Learn And Understand
Ask yourself why it hurt you and do your best to learn the emotional block it is associated with. Learn why it’s so difficult for you to let go of this.Then, take a look at the other person and step into their shoes. Do your best to look at the situation from their perspective without bias or judgment. What fears or insecurities of theirs might be they be projecting?
After doing your best to learn the other person, have compassion for who they are as another human being here on Earth. They are also trying to feel loved and be loved like you are. A lot of people will project their own fears and insecurities towards others due to feeling unloved and this may be the root of their negative actions toward you.
Surrender, Forgive And Let Go
Be brave and make the conscious decision to forgive and to let go. Know that when you do this, you are not only setting the other person free, you are setting yourself free. Forgiveness is for you, not for anyone else because it sets you free from hurt that no longer serves or honors you. When you forgive and let go, you are loving yourself enough to give yourself peace.

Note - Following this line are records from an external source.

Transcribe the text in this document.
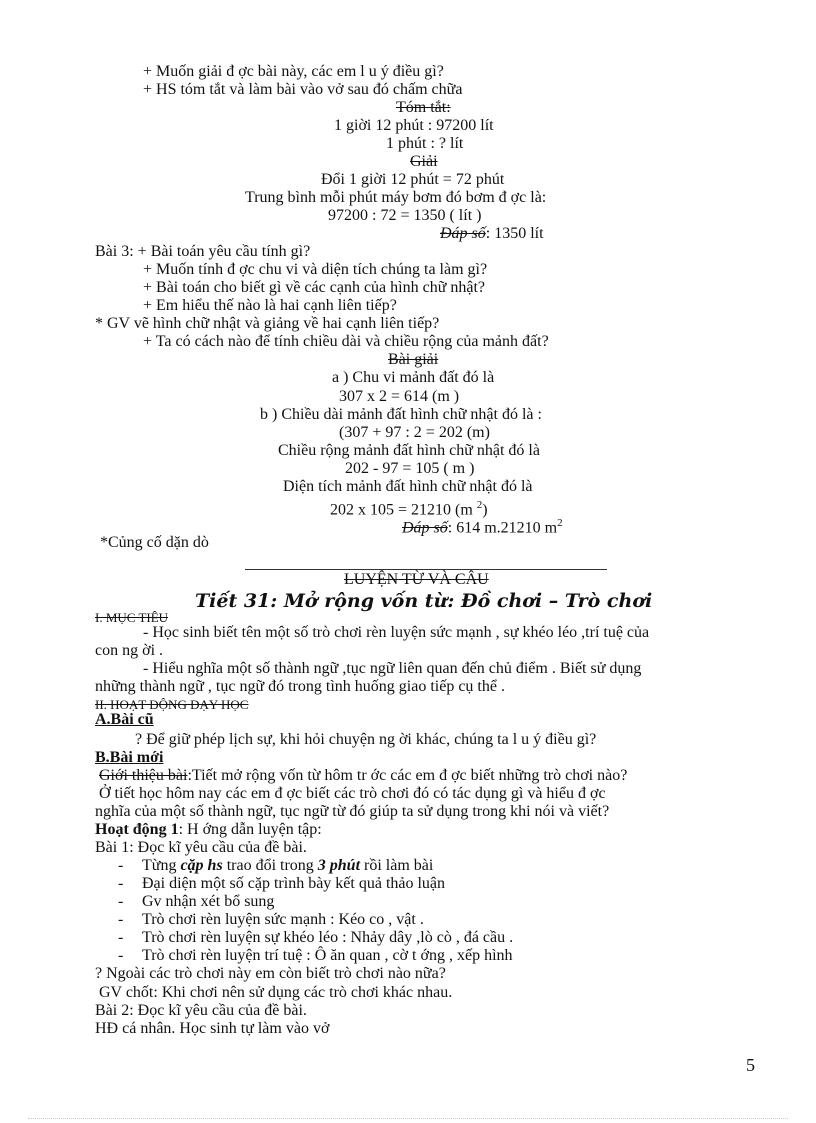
+ Muốn giải đ ợc bài này, các em l u ý điều gì?
+ HS tóm tắt và làm bài vào vở sau đó chấm chữa
Tóm tắt:
1 giời 12 phút : 97200 lít
1 phút : ? lít
Giải
Đổi 1 giời 12 phút = 72 phút
Trung bình mỗi phút máy bơm đó bơm đ ợc là:
97200 : 72 = 1350 ( lít )
Đáp số: 1350 lít
Bài 3: + Bài toán yêu cầu tính gì?
+ Muốn tính đ ợc chu vi và diện tích chúng ta làm gì?
+ Bài toán cho biết gì về các cạnh của hình chữ nhật?
+ Em hiểu thế nào là hai cạnh liên tiếp?
* GV vẽ hình chữ nhật và giảng về hai cạnh liên tiếp?
+ Ta có cách nào để tính chiều dài và chiều rộng của mảnh đất?
Bài giải
a ) Chu vi mảnh đất đó là
307 x 2 = 614 (m )
b ) Chiều dài mảnh đất hình chữ nhật đó là :
(307 + 97 : 2 = 202 (m)
Chiều rộng mảnh đất hình chữ nhật đó là
202 - 97 = 105 ( m )
Diện tích mảnh đất hình chữ nhật đó là
202 x 105 = 21210 (m $^2$)
Đáp số: 614 m.21210 $m^2$
*Củng cố dặn dò
LUYỆN TỪ VÀ CÂU
Tiết 31: Mở rộng vốn từ: Đồ chơi – Trò chơi
I. MỤC TIÊU
- Học sinh biết tên một số trò chơi rèn luyện sức mạnh , sự khéo léo ,trí tuệ của
con ng ời .
- Hiểu nghĩa một số thành ngữ ,tục ngữ liên quan đến chủ điểm . Biết sử dụng
những thành ngữ , tục ngữ đó trong tình huống giao tiếp cụ thể .
II. HOẠT ĐỘNG DẠY HỌC
A.Bài cũ
? Để giữ phép lịch sự, khi hỏi chuyện ng ời khác, chúng ta l u ý điều gì?
B.Bài mới
Giới thiệu bài:Tiết mở rộng vốn từ hôm tr ớc các em đ ợc biết những trò chơi nào?
Ở tiết học hôm nay các em đ ợc biết các trò chơi đó có tác dụng gì và hiểu đ ợc
nghĩa của một số thành ngữ, tục ngữ từ đó giúp ta sử dụng trong khi nói và viết?
Hoạt động 1: H ớng dẫn luyện tập:
Bài 1: Đọc kĩ yêu cầu của đề bài.
- Từng cặp hs trao đổi trong 3 phút rồi làm bài
- Đại diện một số cặp trình bày kết quả thảo luận
- Gv nhận xét bổ sung
- Trò chơi rèn luyện sức mạnh : Kéo co , vật .
- Trò chơi rèn luyện sự khéo léo : Nhảy dây ,lò cò , đá cầu .
- Trò chơi rèn luyện trí tuệ : Ô ăn quan , cờ t ớng , xếp hình
? Ngoài các trò chơi này em còn biết trò chơi nào nữa?
GV chốt: Khi chơi nên sử dụng các trò chơi khác nhau.
Bài 2: Đọc kĩ yêu cầu của đề bài.
HĐ cá nhân. Học sinh tự làm vào vở
5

Send the Other Person Peace And Love
Do the work to heal and grow from the experience. Remind yourself that we are all human and that sometimes we make mistakes. If the other person is unwilling to grow from it, that’s not your responsibility, it’s not your karma. Send the other person peace and love, and then let go, move on.
The act of forgiveness is definitely one of the most challenging tasks we are dealt. However, if we make the conscious effort to choose to be free from all the hurt and negative emotions that unforgiveness comes with, it becomes a little easier to do the work of forgiveness.